A lament for the Sahitya Akademi Award of India.


And a review on the brilliant “Laburnum for my head” by Temsula Ao

The home page of sahitya-akademi.gov.in

Sahitya Akademi Award, who? Indian youth today rants on Oscar winners, and Booker prizes. But ask them about their own country’s highest academic honor, and they fail miserably. Ask them about Indian Filmfare award, and the reaction would be the same.

I feel them because I am one of them. We are not to blame entirely, because these great institutions of India, the apparent gatekeepers of literary and film culture are not popular and remain obscure. Hell, they don’t even make an effort to be inclusive.

For example, take the website of Sahitya Akademi Award in the picture above.

I mean, wouldn’t you expect better content, grammar, and sentences from the great National Academy of Letters itself. No doubt, the Indian youth doesn’t care about them anymore.

But I recently started hunting and reading good books published in English by Indian authors and to my great surprise, Sahitya Akademi awards the best of literature from India, though winning the award does no good to the author. You see, in India, only chick-lit with titles like, “You swiped right to my bed”, “Of course I will marry you, only when you get richer”, “This is the shit story of your life”(names tweaked a bit to protect the authors) become famous and earn money. Not for any literary content, sorry, but only because of heavy marketing and catering to adolescent fantasies with stupid stories.


The first book that I picked up was “Laburnum for my head” by Temsula Ao, which won the award in English language category in 2013. It was a biased choice to pick this book because I am from the North-Eastern region of India and was delighted to see a writer from the region on the list.

“Laburnum for my head” is a collection of eight short stories based in Nagaland, a tribal majority state in North Eastern India. The theme of the stories is universal, with a very tribal setting. Temsula Ao was also awarded the Padma Shri 2007, for her contributions to literature in India.


A brief synopsis of the stories that moved me the most from this collection.

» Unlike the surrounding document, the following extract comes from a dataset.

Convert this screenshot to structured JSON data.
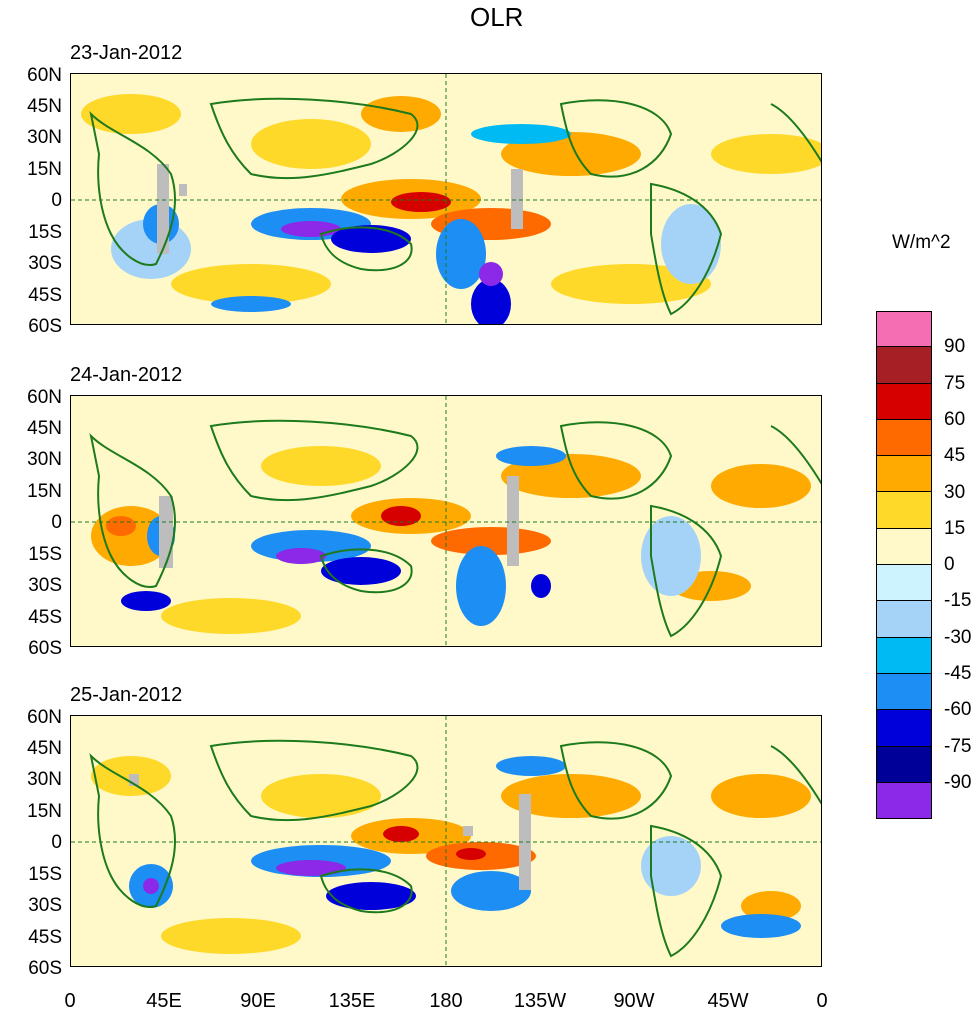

  1. Laburnum for my head — The titular story is a very simple and comforting tale about an old woman, Lentina who harbors a singular wish, to have a laburnum tree in her garden that would flower with yellow blossoms during spring. But alas! her laburnum saplings would die time and again. When her husband passes away, she has a moment of epiphany. She decides to do away with human pretensions like ostentatious gravestones for dead family members and buys herself a plot of land south of the cemetery. She decides that she will have a different burial, with a laburnum tree bursting with yellow flowers instead of a dead gravestone. Aided by her driver who turns into her confidante, she achieves her dream in death. This is a moving story that would stay with you. Every time I see a laburnum tree, I am reminded of this lady.
  2. Death of a hunter– A simple story of how a brave hunter, Imchanok is crippled by the specter of the magnificent animals he kills on his hunts. Even though much of his kills are an act of protecting his farm lands, he is consumed by guilt. There is a haunting imagery of a monkey leader taking the bullets for itself while urging its clan members to safety; this scene is enough to send chills down your spine.
  3. The Boy who sold an airfield– This is the wittiest tale of the lot, the story of a simple, smart boy Pokenmong or Porky, as the British officers called him. How he manages to sell an airfield that did not belong to anyone to unsuspecting villagers and turns his fortune is the funniest thing you will read in a long time.
  4. The letter– With a disturbing ending, this shows the struggles of both the villagers and the underground extremists in an eternal struggle for survival in disturbed Nagaland. Frustrated by the continuous exploitation by the underground military, a group of village youth kill an insurgent who comes demanding money in the village. But when one young man in the group finds a letter on the dead man, he realizes that often the hunter and the hunted are forced by their circumstances, not by their nature to do what they do.
  5. Sonny– Sonny was a revolutionary who is now dead and lamented by the lady who he was in love with, but had left when he chose the path of a rebel leader. This story shows the hypocrisy and power politics lurking in the inner circles of the insurgents, the vortex of which sucked Sonny in; Sonny who only wanted justice for his motherland.

The language of the book is very simple, and at 110 pages the book is a quick but leisurely read. I would not recommend it to people who equate flowery language alone to good writing.


But I would urge my fellow Indians to not neglect Indian literature. Please make a conscious effort to read and respect the good writing from our own native lands, or else the deluge of cheap chick literature in the market will silently kill the good work by struggling Indian writers.